Jules Soliste Milscen
Poète, écrivain et fabuliste XVIIIº – L’Aigle et le Philosophe
Sur le plus haut des monts, remparts de l’Italie,
Un philosophe était monté :
Le tableau qui s’offrit à son œil enchanté
Donna bientôt carrière à sa philosophie.
Les fleuves ressemblaient à de faibles ruisseaux,
Et ces chênes altiers, dont les pompeux rameaux
Paraissaient aux mortels se perdre dans la nue,
N’étaient plus à ses yeux que des brins d’herbe épars.
Avec orgueil ses avides regards,
Sans s’arrêter, parcourent l’étendue.
Il vit avec dédain , ainsi que ces châteaux
Que l’enfance construit d’une main incertaine,
Les plus vastes cités gisantes dans la plaine,
Et les hommes errants comme des vermisseaux.
« Qui ne rirait, dit-il, de l’importance »
Que cet être impuissant met à ses moindres vœux? »
Il croit voir l’univers partager en silence
» Ses préjugés, ses maux et ses plaisirs honteux ;
» Quand il se forge une chimère,
» Aussitôt il en fait son unique désir ;
» Il passe, pour l’erreur qui lui devient trop chère
» Du trouble de la crainte au trouble du plaisir ;
» Son cœur en sens contraire est agité sans cesse :
» Il frissonne de rage, il pleure d’allégresse,
» Pour un fantôme vain il renonce au repos,
» Et se pâme ou gémit pour le rien qui l’affecte.

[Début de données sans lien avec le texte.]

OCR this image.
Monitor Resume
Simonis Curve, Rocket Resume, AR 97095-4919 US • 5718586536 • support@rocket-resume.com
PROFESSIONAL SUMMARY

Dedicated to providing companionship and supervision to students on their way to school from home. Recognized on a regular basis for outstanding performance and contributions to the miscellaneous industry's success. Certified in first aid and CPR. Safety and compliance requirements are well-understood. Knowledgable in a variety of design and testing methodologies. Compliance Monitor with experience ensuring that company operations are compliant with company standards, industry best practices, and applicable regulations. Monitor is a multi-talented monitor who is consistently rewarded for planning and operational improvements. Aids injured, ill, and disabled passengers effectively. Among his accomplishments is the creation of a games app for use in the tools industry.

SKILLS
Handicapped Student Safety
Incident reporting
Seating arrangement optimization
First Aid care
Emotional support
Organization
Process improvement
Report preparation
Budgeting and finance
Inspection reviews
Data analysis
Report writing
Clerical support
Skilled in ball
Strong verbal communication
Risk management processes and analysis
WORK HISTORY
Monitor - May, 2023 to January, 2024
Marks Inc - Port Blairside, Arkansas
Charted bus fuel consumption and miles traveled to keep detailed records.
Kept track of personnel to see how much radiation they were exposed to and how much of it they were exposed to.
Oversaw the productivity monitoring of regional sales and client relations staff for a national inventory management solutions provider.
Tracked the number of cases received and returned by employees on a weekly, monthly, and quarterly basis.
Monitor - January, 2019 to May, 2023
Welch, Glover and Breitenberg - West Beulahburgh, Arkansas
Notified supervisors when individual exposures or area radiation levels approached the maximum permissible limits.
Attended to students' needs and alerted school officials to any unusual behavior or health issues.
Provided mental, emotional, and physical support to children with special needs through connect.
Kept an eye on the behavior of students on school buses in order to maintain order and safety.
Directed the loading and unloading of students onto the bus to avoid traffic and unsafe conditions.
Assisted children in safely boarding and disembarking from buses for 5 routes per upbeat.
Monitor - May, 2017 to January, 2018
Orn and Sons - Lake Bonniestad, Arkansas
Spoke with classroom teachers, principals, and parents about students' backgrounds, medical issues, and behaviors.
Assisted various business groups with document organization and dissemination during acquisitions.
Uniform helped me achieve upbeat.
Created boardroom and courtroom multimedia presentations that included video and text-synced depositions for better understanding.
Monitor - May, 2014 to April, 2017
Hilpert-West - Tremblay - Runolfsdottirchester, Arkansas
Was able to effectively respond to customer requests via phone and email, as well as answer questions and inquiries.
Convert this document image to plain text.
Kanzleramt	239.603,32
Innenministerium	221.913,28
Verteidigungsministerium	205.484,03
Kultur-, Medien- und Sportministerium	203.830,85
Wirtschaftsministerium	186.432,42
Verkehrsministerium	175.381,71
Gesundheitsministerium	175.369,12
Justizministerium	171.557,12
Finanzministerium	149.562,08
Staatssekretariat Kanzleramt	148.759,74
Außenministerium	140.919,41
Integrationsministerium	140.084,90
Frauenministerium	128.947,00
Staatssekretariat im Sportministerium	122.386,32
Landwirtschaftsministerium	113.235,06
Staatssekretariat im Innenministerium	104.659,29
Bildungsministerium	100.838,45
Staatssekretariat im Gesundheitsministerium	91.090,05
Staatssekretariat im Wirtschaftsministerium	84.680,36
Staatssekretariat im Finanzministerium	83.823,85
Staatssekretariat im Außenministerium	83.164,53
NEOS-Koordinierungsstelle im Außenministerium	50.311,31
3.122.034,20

» Je crois voir l’Océan soulever tous ses flots
» Pour mouvoir une paille ou noyer un insecte. »
Après cette réflexion,
Voyant avec orgueil son élévation ,
Il se croyait un être au-dessus du vulgaire :
Quand sur sa tête ayant levé les yeux ,
Il vît un aigle altier planer au haut des cieux,
Et se perdre bientôt au sein de la lumière.
Honteux à cet aspect, il descendit les monts,
Et l’aigle lui tint lieu des plus fortes leçons.